President Obama flew to Las Vegas, ground zero of the housing crisis, to unveil a revamp of the Home Affordable Refinance Program.
With mortgage interest rates at near historic lows, millions of homeowners have refinanced to rates as low as 4 percent for a 30-year fixed-rate mortgage or 3 percent for a 10-year fixed-rate mortgage.However, millions of other homeowners are underwater with their mortgages (i.e., their mortgage balance is higher than the value of the home) and cannot refinance.
The original HARP program was designed to help borrowers up to 125 percent underwater (i.e., borrowers who have a first mortgage balance of up to 125 percent of the home's current value). It has been a colossal failure, having helped only 70,000 underwater homeowners take advantage of lower mortgage rates.
The new program eliminates the requirement of an appraisal in most cases. To qualify, homeowners must have been on time with their mortgage payments for at least the last six months and must not have missed more than one payment in the past year. Borrowers may not be in foreclosure or bankruptcy.
The good news for trouble real estate investors is that a second home or investment property may now qualify for a refinance. If it is an investment property, the building must have no more than four units. The property may be a single-family home, a condo or a co-op.
The existing mortgage must have been sold to Fannie Mae or Freddie Mac on or before May 31, 2009. The new HARP program will come in phases, starting with loan applications dated December 1, 2011 or after. For borrowers who are more than 125 percent underwater, the start date will be sometime in the first quarter of 2012.
The HARP program was originally set to expire in 2012. The new rules extend HARP through December 31, 2013. President Obama said the process would be streamlined in order to make it less onerous on borrowers.

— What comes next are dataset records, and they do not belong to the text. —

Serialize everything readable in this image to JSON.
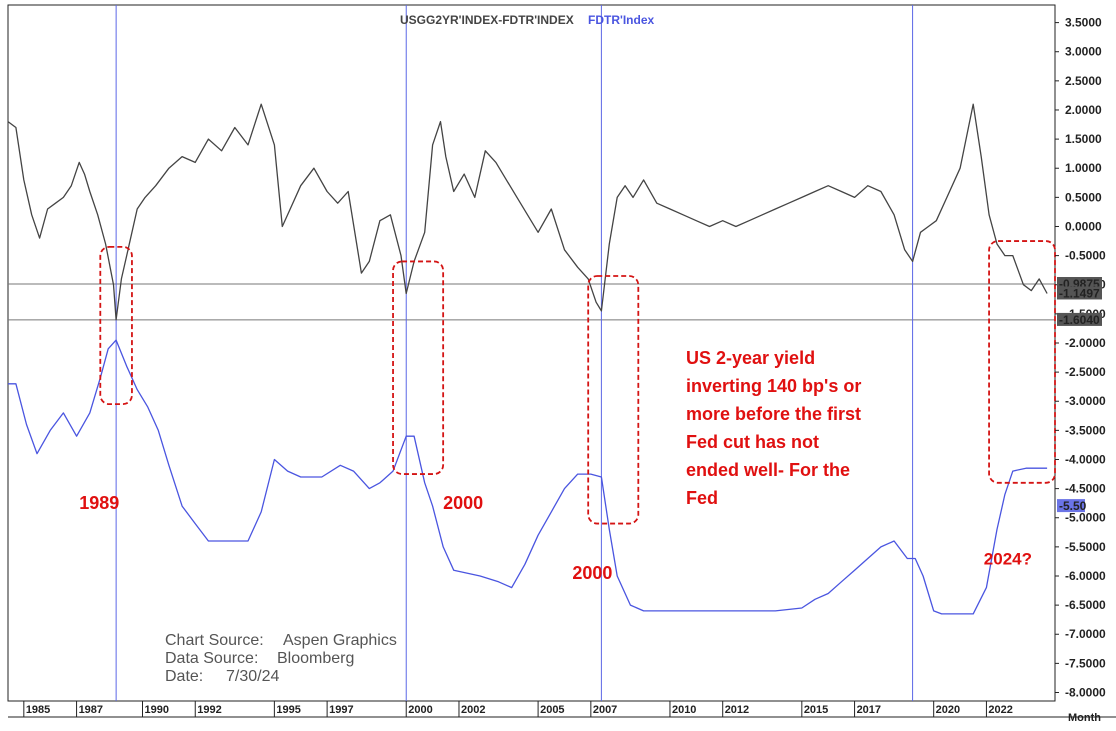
{
  "chart_data": {
    "type": "line",
    "legend": [
      {
        "name": "USGG2YR'INDEX-FDTR'INDEX",
        "color": "#444444"
      },
      {
        "name": "FDTR'Index",
        "color": "#4a55e0"
      }
    ],
    "x_ticks": [
      "1985",
      "1987",
      "1990",
      "1992",
      "1995",
      "1997",
      "2000",
      "2002",
      "2005",
      "2007",
      "2010",
      "2012",
      "2015",
      "2017",
      "2020",
      "2022"
    ],
    "x_tick_years": [
      1985.5,
      1987.5,
      1990,
      1992,
      1995,
      1997,
      2000,
      2002,
      2005,
      2007,
      2010,
      2012,
      2015,
      2017,
      2020,
      2022
    ],
    "x_axis_label": "Month",
    "xlim": [
      1984.9,
      2024.6
    ],
    "y_ticks": [
      "3.5000",
      "3.0000",
      "2.5000",
      "2.0000",
      "1.5000",
      "1.0000",
      "0.5000",
      "0.0000",
      "-0.5000",
      "-1.0000",
      "-1.5000",
      "-2.0000",
      "-2.5000",
      "-3.0000",
      "-3.5000",
      "-4.0000",
      "-4.5000",
      "-5.0000",
      "-5.5000",
      "-6.0000",
      "-6.5000",
      "-7.0000",
      "-7.5000",
      "-8.0000"
    ],
    "ylim": [
      -8.15,
      3.85
    ],
    "y_reference_lines": [
      -0.9875,
      -1.604
    ],
    "value_badges": [
      {
        "label": "-0.9875",
        "y": -0.9875
      },
      {
        "label": "-1.1497",
        "y": -1.1497
      },
      {
        "label": "-1.6040",
        "y": -1.604
      },
      {
        "label": "-5.50",
        "y": -4.8
      }
    ],
    "vertical_markers": [
      1989.0,
      2000.0,
      2007.4,
      2019.2
    ],
    "series": [
      {
        "name": "USGG2YR'INDEX-FDTR'INDEX",
        "color": "#444444",
        "x": [
          1984.9,
          1985.2,
          1985.5,
          1985.8,
          1986.1,
          1986.4,
          1986.7,
          1987.0,
          1987.3,
          1987.6,
          1987.8,
          1988.0,
          1988.3,
          1988.6,
          1988.9,
          1989.0,
          1989.2,
          1989.4,
          1989.8,
          1990.1,
          1990.5,
          1991.0,
          1991.5,
          1992.0,
          1992.5,
          1993.0,
          1993.5,
          1994.0,
          1994.5,
          1995.0,
          1995.3,
          1995.6,
          1996.0,
          1996.5,
          1997.0,
          1997.4,
          1997.8,
          1998.3,
          1998.6,
          1999.0,
          1999.4,
          1999.8,
          2000.0,
          2000.3,
          2000.7,
          2001.0,
          2001.3,
          2001.5,
          2001.8,
          2002.2,
          2002.6,
          2003.0,
          2003.4,
          2003.8,
          2004.2,
          2004.6,
          2005.0,
          2005.5,
          2006.0,
          2006.5,
          2006.9,
          2007.2,
          2007.4,
          2007.7,
          2008.0,
          2008.3,
          2008.6,
          2009.0,
          2009.5,
          2010.0,
          2010.5,
          2011.0,
          2011.5,
          2012.0,
          2012.5,
          2013.0,
          2013.5,
          2014.0,
          2014.5,
          2015.0,
          2015.5,
          2016.0,
          2016.5,
          2017.0,
          2017.5,
          2018.0,
          2018.5,
          2018.9,
          2019.2,
          2019.5,
          2019.8,
          2020.1,
          2020.5,
          2021.0,
          2021.5,
          2021.8,
          2022.1,
          2022.4,
          2022.7,
          2023.0,
          2023.4,
          2023.7,
          2024.0,
          2024.3
        ],
        "y": [
          1.8,
          1.7,
          0.8,
          0.2,
          -0.2,
          0.3,
          0.4,
          0.5,
          0.7,
          1.1,
          0.9,
          0.6,
          0.2,
          -0.3,
          -1.0,
          -1.6,
          -0.9,
          -0.5,
          0.3,
          0.5,
          0.7,
          1.0,
          1.2,
          1.1,
          1.5,
          1.3,
          1.7,
          1.4,
          2.1,
          1.4,
          0.0,
          0.3,
          0.7,
          1.0,
          0.6,
          0.4,
          0.6,
          -0.8,
          -0.6,
          0.1,
          0.2,
          -0.5,
          -1.15,
          -0.6,
          -0.1,
          1.4,
          1.8,
          1.2,
          0.6,
          0.9,
          0.5,
          1.3,
          1.1,
          0.8,
          0.5,
          0.2,
          -0.1,
          0.3,
          -0.4,
          -0.7,
          -0.9,
          -1.3,
          -1.45,
          -0.3,
          0.5,
          0.7,
          0.5,
          0.8,
          0.4,
          0.3,
          0.2,
          0.1,
          0.0,
          0.1,
          0.0,
          0.1,
          0.2,
          0.3,
          0.4,
          0.5,
          0.6,
          0.7,
          0.6,
          0.5,
          0.7,
          0.6,
          0.2,
          -0.4,
          -0.6,
          -0.1,
          0.0,
          0.1,
          0.5,
          1.0,
          2.1,
          1.2,
          0.2,
          -0.3,
          -0.5,
          -0.5,
          -1.0,
          -1.1,
          -0.9,
          -1.15
        ]
      },
      {
        "name": "FDTR'Index",
        "color": "#4a55e0",
        "x": [
          1984.9,
          1985.2,
          1985.6,
          1986.0,
          1986.5,
          1987.0,
          1987.5,
          1988.0,
          1988.4,
          1988.7,
          1989.0,
          1989.4,
          1989.8,
          1990.2,
          1990.6,
          1991.0,
          1991.5,
          1992.0,
          1992.5,
          1993.0,
          1994.0,
          1994.5,
          1995.0,
          1995.5,
          1996.0,
          1996.8,
          1997.5,
          1998.0,
          1998.6,
          1999.0,
          1999.5,
          2000.0,
          2000.3,
          2000.7,
          2001.0,
          2001.4,
          2001.8,
          2002.3,
          2002.8,
          2003.5,
          2004.0,
          2004.5,
          2005.0,
          2005.5,
          2006.0,
          2006.5,
          2007.0,
          2007.4,
          2007.7,
          2008.0,
          2008.5,
          2009.0,
          2010.0,
          2011.0,
          2012.0,
          2013.0,
          2014.0,
          2015.0,
          2015.5,
          2016.0,
          2016.5,
          2017.0,
          2017.5,
          2018.0,
          2018.5,
          2019.0,
          2019.3,
          2019.6,
          2020.0,
          2020.3,
          2021.0,
          2021.5,
          2022.0,
          2022.4,
          2022.7,
          2023.0,
          2023.5,
          2024.0,
          2024.3
        ],
        "y": [
          -2.7,
          -2.7,
          -3.4,
          -3.9,
          -3.5,
          -3.2,
          -3.6,
          -3.2,
          -2.6,
          -2.1,
          -1.95,
          -2.4,
          -2.8,
          -3.1,
          -3.5,
          -4.1,
          -4.8,
          -5.1,
          -5.4,
          -5.4,
          -5.4,
          -4.9,
          -4.0,
          -4.2,
          -4.3,
          -4.3,
          -4.1,
          -4.2,
          -4.5,
          -4.4,
          -4.2,
          -3.6,
          -3.6,
          -4.4,
          -4.8,
          -5.5,
          -5.9,
          -5.95,
          -6.0,
          -6.1,
          -6.2,
          -5.8,
          -5.3,
          -4.9,
          -4.5,
          -4.25,
          -4.25,
          -4.3,
          -5.2,
          -6.0,
          -6.5,
          -6.6,
          -6.6,
          -6.6,
          -6.6,
          -6.6,
          -6.6,
          -6.55,
          -6.4,
          -6.3,
          -6.1,
          -5.9,
          -5.7,
          -5.5,
          -5.4,
          -5.7,
          -5.7,
          -6.0,
          -6.6,
          -6.65,
          -6.65,
          -6.65,
          -6.2,
          -5.2,
          -4.6,
          -4.2,
          -4.15,
          -4.15,
          -4.15
        ]
      }
    ]
  },
  "highlight_boxes": [
    {
      "x0": 1988.4,
      "x1": 1989.6,
      "y0": -0.35,
      "y1": -3.05
    },
    {
      "x0": 1999.5,
      "x1": 2001.4,
      "y0": -0.6,
      "y1": -4.25
    },
    {
      "x0": 2006.9,
      "x1": 2008.8,
      "y0": -0.85,
      "y1": -5.1
    },
    {
      "x0": 2022.1,
      "x1": 2024.6,
      "y0": -0.25,
      "y1": -4.4
    }
  ],
  "annotations": [
    {
      "id": "label-1989",
      "text": "1989",
      "x": 1987.6,
      "y": -4.85,
      "size": 18
    },
    {
      "id": "label-2000a",
      "text": "2000",
      "x": 2001.4,
      "y": -4.85,
      "size": 18
    },
    {
      "id": "label-2000b",
      "text": "2000",
      "x": 2006.3,
      "y": -6.05,
      "size": 18
    },
    {
      "id": "label-2024",
      "text": "2024?",
      "x": 2021.9,
      "y": -5.8,
      "size": 17
    }
  ],
  "note_lines": [
    "US 2-year yield",
    "inverting 140 bp's or",
    "more before the first",
    "Fed cut has not",
    "ended well- For the",
    "Fed"
  ],
  "source_lines": [
    {
      "label": "Chart Source:",
      "value": "Aspen Graphics"
    },
    {
      "label": "Data Source:",
      "value": "Bloomberg"
    },
    {
      "label": "Date:",
      "value": "7/30/24"
    }
  ]
}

Nevertheless, the devil is in the details. The four biggest mortgage companies -- Chase, Wells Fargo, Bank of America and CitiMortgage -- have agreed to participate, but that participation is voluntary and each of the banks has the right to make changes to the program. That could make it difficult for borrowers to understand what the program at their bank is and why it is different from what they've been hearing from other news sources.

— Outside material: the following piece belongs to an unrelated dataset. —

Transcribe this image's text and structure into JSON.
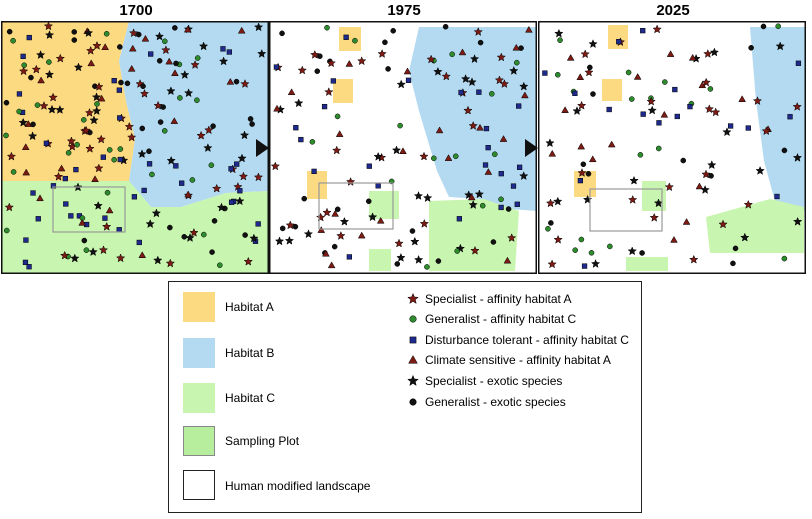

HARP's aim has been to reduce the borrowers' monthly payment by providing a new loan at a lower interest rate, and it also may be used to replace an adjustable-rate or interest-only loan with a standard fixed interest rate loan. It does not usually cut the principal balance of the mortgage, something that borrowers have been asking for but that lenders have been reluctant to provide.
Until the software is rewritten and tested, until the rules are written and published, and until borrowers have gone through the system and successfully emerged, loan modification in hand, there's no telling exactly what this latest revision of HARP will do for the housing crisis, or the economy.